Outra questão sensível apontada pelos especialistas é a orientação ao tomador do crédito. Apesar da injeção de recursos que os programas atuais trouxeram, os juros altos e a inflação elevam o risco de endividamento.
“É importante que o micro e pequeno empresário troque uma dívida mais cara por uma mais barata, o crédito precisa ser assistido, orientado e planejado, algo no qual o Sebrae vem atuando fortemente por meio de seu programa Crédito Assistido, que auxilia e orienta os empreendedores em toda a sua jornada de planejamento e busca por crédito. Parece uma obviedade, mas todo crédito é uma dívida, e é importante que esses recursos sejam utilizados para que os negócios prosperem”, diz Giovanni Beviláqua.
Como melhorar o crédito para pequenos negócios
* Manutenção de programas como Pronampe, FGI, Peac e Fampe, que contam com proteção de fundos garantidores, com taxas menores e prazos maiores do que os praticados no mercado privado, além do prazo de carência de 11 meses para início dos pagamentos.
* Caráter permanente desses programas citados acima, com recursos que não retornam ao Tesouro, mas são mantidos nos fundos.
* Dotação orçamentária anual para a renovação desses programas.

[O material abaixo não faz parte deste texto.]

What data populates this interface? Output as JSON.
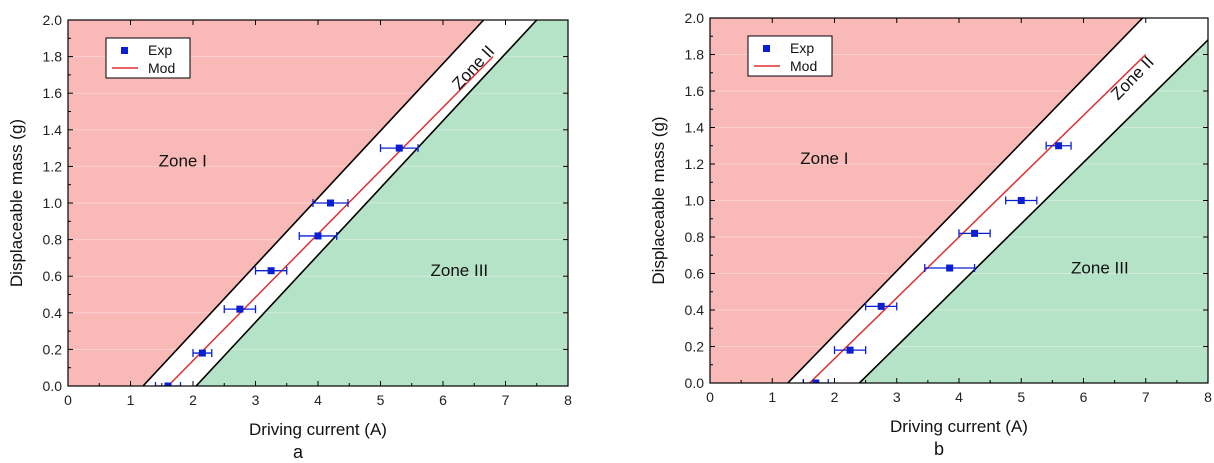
{
  "chart_data": [
    {
      "type": "scatter",
      "panel_label": "a",
      "xlabel": "Driving current (A)",
      "ylabel": "Displaceable mass (g)",
      "xlim": [
        0,
        8
      ],
      "ylim": [
        0,
        2.0
      ],
      "xticks": [
        "0",
        "1",
        "2",
        "3",
        "4",
        "5",
        "6",
        "7",
        "8"
      ],
      "yticks": [
        "0.0",
        "0.2",
        "0.4",
        "0.6",
        "0.8",
        "1.0",
        "1.2",
        "1.4",
        "1.6",
        "1.8",
        "2.0"
      ],
      "legend": {
        "position": "top-left",
        "entries": [
          "Exp",
          "Mod"
        ]
      },
      "zones": {
        "zone1": "Zone I",
        "zone2": "Zone II",
        "zone3": "Zone III"
      },
      "boundaries": [
        {
          "x": [
            1.2,
            6.65
          ],
          "y": [
            0,
            2.0
          ]
        },
        {
          "x": [
            2.05,
            7.5
          ],
          "y": [
            0,
            2.0
          ]
        }
      ],
      "colors": {
        "zone1": "#f9b9b7",
        "zone2": "#ffffff",
        "zone3": "#b5e3c7",
        "exp": "#0a1fd1",
        "mod": "#e03030",
        "boundary": "#000000"
      },
      "series": [
        {
          "name": "Exp",
          "x": [
            1.6,
            2.15,
            2.75,
            3.25,
            4.0,
            4.2,
            5.3
          ],
          "y": [
            0.0,
            0.18,
            0.42,
            0.63,
            0.82,
            1.0,
            1.3
          ],
          "xerr": [
            0.2,
            0.15,
            0.25,
            0.25,
            0.3,
            0.28,
            0.3
          ]
        },
        {
          "name": "Mod",
          "x": [
            1.6,
            6.8
          ],
          "y": [
            0.0,
            1.8
          ]
        }
      ]
    },
    {
      "type": "scatter",
      "panel_label": "b",
      "xlabel": "Driving current (A)",
      "ylabel": "Displaceable mass (g)",
      "xlim": [
        0,
        8
      ],
      "ylim": [
        0,
        2.0
      ],
      "xticks": [
        "0",
        "1",
        "2",
        "3",
        "4",
        "5",
        "6",
        "7",
        "8"
      ],
      "yticks": [
        "0.0",
        "0.2",
        "0.4",
        "0.6",
        "0.8",
        "1.0",
        "1.2",
        "1.4",
        "1.6",
        "1.8",
        "2.0"
      ],
      "legend": {
        "position": "top-left",
        "entries": [
          "Exp",
          "Mod"
        ]
      },
      "zones": {
        "zone1": "Zone I",
        "zone2": "Zone II",
        "zone3": "Zone III"
      },
      "boundaries": [
        {
          "x": [
            1.25,
            6.95
          ],
          "y": [
            0,
            2.0
          ]
        },
        {
          "x": [
            2.4,
            8.0
          ],
          "y": [
            0,
            1.88
          ]
        }
      ],
      "colors": {
        "zone1": "#f9b9b7",
        "zone2": "#ffffff",
        "zone3": "#b5e3c7",
        "exp": "#0a1fd1",
        "mod": "#e03030",
        "boundary": "#000000"
      },
      "series": [
        {
          "name": "Exp",
          "x": [
            1.7,
            2.25,
            2.75,
            3.85,
            4.25,
            5.0,
            5.6
          ],
          "y": [
            0.0,
            0.18,
            0.42,
            0.63,
            0.82,
            1.0,
            1.3
          ],
          "xerr": [
            0.2,
            0.25,
            0.25,
            0.4,
            0.25,
            0.25,
            0.2
          ]
        },
        {
          "name": "Mod",
          "x": [
            1.6,
            7.0
          ],
          "y": [
            0.0,
            1.8
          ]
        }
      ]
    }
  ]
}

* Reedição do programa PEAC Maquininhas, que permite que tomadores usem o histórico comercial como garantia, ou programa semelhante.
* Aumento da participação de bancos públicos e bancos de desenvolvimento regionais nesse mercado de crédito, incluindo o BNDES que historicamente financia grandes empresas e agora está com estratégia de apoio aos pequenos negócios.
* Aumento da participação do BNDES no contexto de open banking, com o financiamento distribuído pelas APIs com outros atores.
* Crédito assistido, orientado e planejado, com orientação e capacitação dos empresários, para que os recursos sejam utilizados com o objetivo de que os negócios prosperem.
* Mais divulgação para o fato de MEIs estarem em programas de crédito, como o Pronampe.
* Reforço de crédito para pequenos negócios via cooperativas.